High Plasma Sarcosine Levels Are Associated with Decreased Risks of Adverse Outcomes After Ischemic Stroke: A Multicenter Prospective Study.

Sarcosine has been reported to improve ischemic tolerance in animal models of brain ischemia, but population-based evidence from patients with ischemic stroke is lacking. We conducted a multicenter prospective study to investigate the associations between plasma sarcosine levels and adverse outcomes among patients with ischemic stroke. We measured plasma sarcosine levels among 3473 patients with ischemic stroke from 26 hospitals across China.

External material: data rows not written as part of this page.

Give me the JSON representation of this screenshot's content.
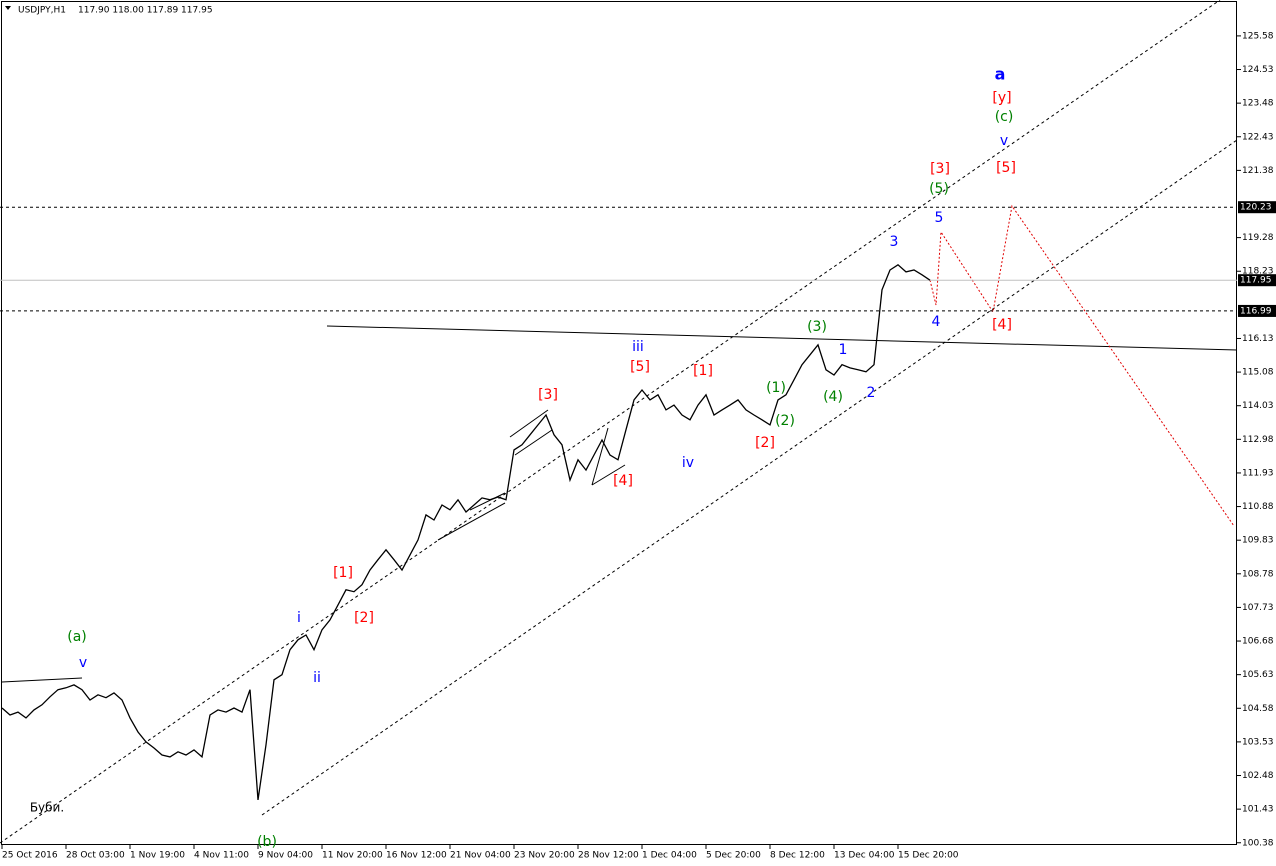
{
  "chart_data": {
    "type": "line",
    "title": "USDJPY,H1",
    "quote": "117.90 118.00 117.89 117.95",
    "color": "#000000",
    "categories": [
      "25 Oct 2016",
      null,
      null,
      null,
      null,
      null,
      null,
      null,
      "28 Oct 03:00",
      null,
      null,
      null,
      null,
      null,
      null,
      null,
      "1 Nov 19:00",
      null,
      null,
      null,
      null,
      null,
      null,
      null,
      "4 Nov 11:00",
      null,
      null,
      null,
      null,
      null,
      null,
      null,
      "9 Nov 04:00",
      null,
      null,
      null,
      null,
      null,
      null,
      null,
      "11 Nov 20:00",
      null,
      null,
      null,
      null,
      null,
      null,
      null,
      "16 Nov 12:00",
      null,
      null,
      null,
      null,
      null,
      null,
      null,
      "21 Nov 04:00",
      null,
      null,
      null,
      null,
      null,
      null,
      null,
      "23 Nov 20:00",
      null,
      null,
      null,
      null,
      null,
      null,
      null,
      "28 Nov 12:00",
      null,
      null,
      null,
      null,
      null,
      null,
      null,
      "1 Dec 04:00",
      null,
      null,
      null,
      null,
      null,
      null,
      null,
      "5 Dec 20:00",
      null,
      null,
      null,
      null,
      null,
      null,
      null,
      "8 Dec 12:00",
      null,
      null,
      null,
      null,
      null,
      null,
      null,
      "13 Dec 04:00",
      null,
      null,
      null,
      null,
      null,
      null,
      null,
      "15 Dec 20:00",
      null,
      null,
      null,
      null
    ],
    "values": [
      104.59,
      104.37,
      104.46,
      104.28,
      104.53,
      104.69,
      104.94,
      105.16,
      105.22,
      105.31,
      105.16,
      104.84,
      105.0,
      104.91,
      105.06,
      104.84,
      104.28,
      103.84,
      103.53,
      103.34,
      103.12,
      103.06,
      103.22,
      103.12,
      103.28,
      103.06,
      104.37,
      104.53,
      104.46,
      104.59,
      104.46,
      105.16,
      101.72,
      103.44,
      105.47,
      105.63,
      106.41,
      106.72,
      106.87,
      106.41,
      107.03,
      107.34,
      107.81,
      108.28,
      108.22,
      108.44,
      108.9,
      109.22,
      109.53,
      109.22,
      108.9,
      109.37,
      109.84,
      110.62,
      110.46,
      110.93,
      110.78,
      111.09,
      110.71,
      110.93,
      111.15,
      111.09,
      111.18,
      111.09,
      112.65,
      112.81,
      113.12,
      113.43,
      113.74,
      113.12,
      112.81,
      111.71,
      112.34,
      112.02,
      112.49,
      112.96,
      112.49,
      112.34,
      113.28,
      114.21,
      114.52,
      114.21,
      114.37,
      113.9,
      114.05,
      113.74,
      113.59,
      114.05,
      114.37,
      113.74,
      113.9,
      114.05,
      114.21,
      113.9,
      113.74,
      113.59,
      113.43,
      114.21,
      114.37,
      114.84,
      115.31,
      115.62,
      115.93,
      115.15,
      114.99,
      115.31,
      115.21,
      115.15,
      115.09,
      115.31,
      117.65,
      118.27,
      118.43,
      118.21,
      118.27,
      118.12,
      117.95
    ],
    "ylim": [
      100.31,
      126.67
    ],
    "yticks": [
      125.58,
      124.53,
      123.48,
      122.43,
      121.38,
      119.28,
      118.23,
      116.13,
      115.08,
      114.03,
      112.98,
      111.93,
      110.88,
      109.83,
      108.78,
      107.73,
      106.68,
      105.63,
      104.58,
      103.53,
      102.48,
      101.43,
      100.38
    ],
    "levels": [
      {
        "value": 120.23,
        "style": "dashed",
        "color": "#000000"
      },
      {
        "value": 117.95,
        "style": "solid",
        "color": "#c0c0c0"
      },
      {
        "value": 116.99,
        "style": "dashed",
        "color": "#000000"
      }
    ],
    "annotations": [
      {
        "text": "(a)",
        "color": "#008000"
      },
      {
        "text": "v",
        "color": "#0000ff"
      },
      {
        "text": "(b)",
        "color": "#008000"
      },
      {
        "text": "i",
        "color": "#0000ff"
      },
      {
        "text": "ii",
        "color": "#0000ff"
      },
      {
        "text": "[1]",
        "color": "#ff0000"
      },
      {
        "text": "[2]",
        "color": "#ff0000"
      },
      {
        "text": "[3]",
        "color": "#ff0000"
      },
      {
        "text": "[4]",
        "color": "#ff0000"
      },
      {
        "text": "iii",
        "color": "#0000ff"
      },
      {
        "text": "[5]",
        "color": "#ff0000"
      },
      {
        "text": "iv",
        "color": "#0000ff"
      },
      {
        "text": "[1]",
        "color": "#ff0000"
      },
      {
        "text": "[2]",
        "color": "#ff0000"
      },
      {
        "text": "(1)",
        "color": "#008000"
      },
      {
        "text": "(2)",
        "color": "#008000"
      },
      {
        "text": "(3)",
        "color": "#008000"
      },
      {
        "text": "(4)",
        "color": "#008000"
      },
      {
        "text": "1",
        "color": "#0000ff"
      },
      {
        "text": "2",
        "color": "#0000ff"
      },
      {
        "text": "3",
        "color": "#0000ff"
      },
      {
        "text": "4",
        "color": "#0000ff"
      },
      {
        "text": "5",
        "color": "#0000ff"
      },
      {
        "text": "(5)",
        "color": "#008000"
      },
      {
        "text": "[3]",
        "color": "#ff0000"
      },
      {
        "text": "[4]",
        "color": "#ff0000"
      },
      {
        "text": "[5]",
        "color": "#ff0000"
      },
      {
        "text": "v",
        "color": "#0000ff"
      },
      {
        "text": "(c)",
        "color": "#008000"
      },
      {
        "text": "[y]",
        "color": "#ff0000"
      },
      {
        "text": "a",
        "color": "#0000ff",
        "bold": true
      },
      {
        "text": "Буби.",
        "color": "#000000"
      }
    ]
  }
}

The primary outcome was the composite outcome of death or major disability (modified Rankin Scale [mRS] score, 3-6) at 3 months after ischemic stroke. Secondary outcomes were major disability (mRS score, 3-5), death (mRS score, 6), and cardiovascular events. During 3 months of follow-up, 853 participants experienced the primary outcome. Compared with the lowest quartile of sarcosine, the multivariable-adjusted odds ratios or hazard ratios of the highest quartile were 0.59 (P < 0.001) for primary outcome, 0.70 (P = 0.002) for major disability, 0.20 (P < 0.001) for death, and 0.43 (P = 0.017) for cardiovascular events. Multivariable-adjusted spline regression model showed linear associations of sarcosine with adverse outcomes (all P < 0.05). Adding sarcosine to conventional prognostic factors modestly improved the risk reclassification of adverse outcomes after ischemic stroke, as evidenced by net reclassification improvement and integrated discrimination improvement (all P < 0.05). Additionally, there was a strong combined effect of sarcosine and glycine on the risks of adverse outcomes after ischemic stroke. High plasma sarcosine levels were associated with low risks of adverse outcomes after ischemic stroke, suggesting that sarcosine might serve as a valuable prognostic biomarker for ischemic stroke.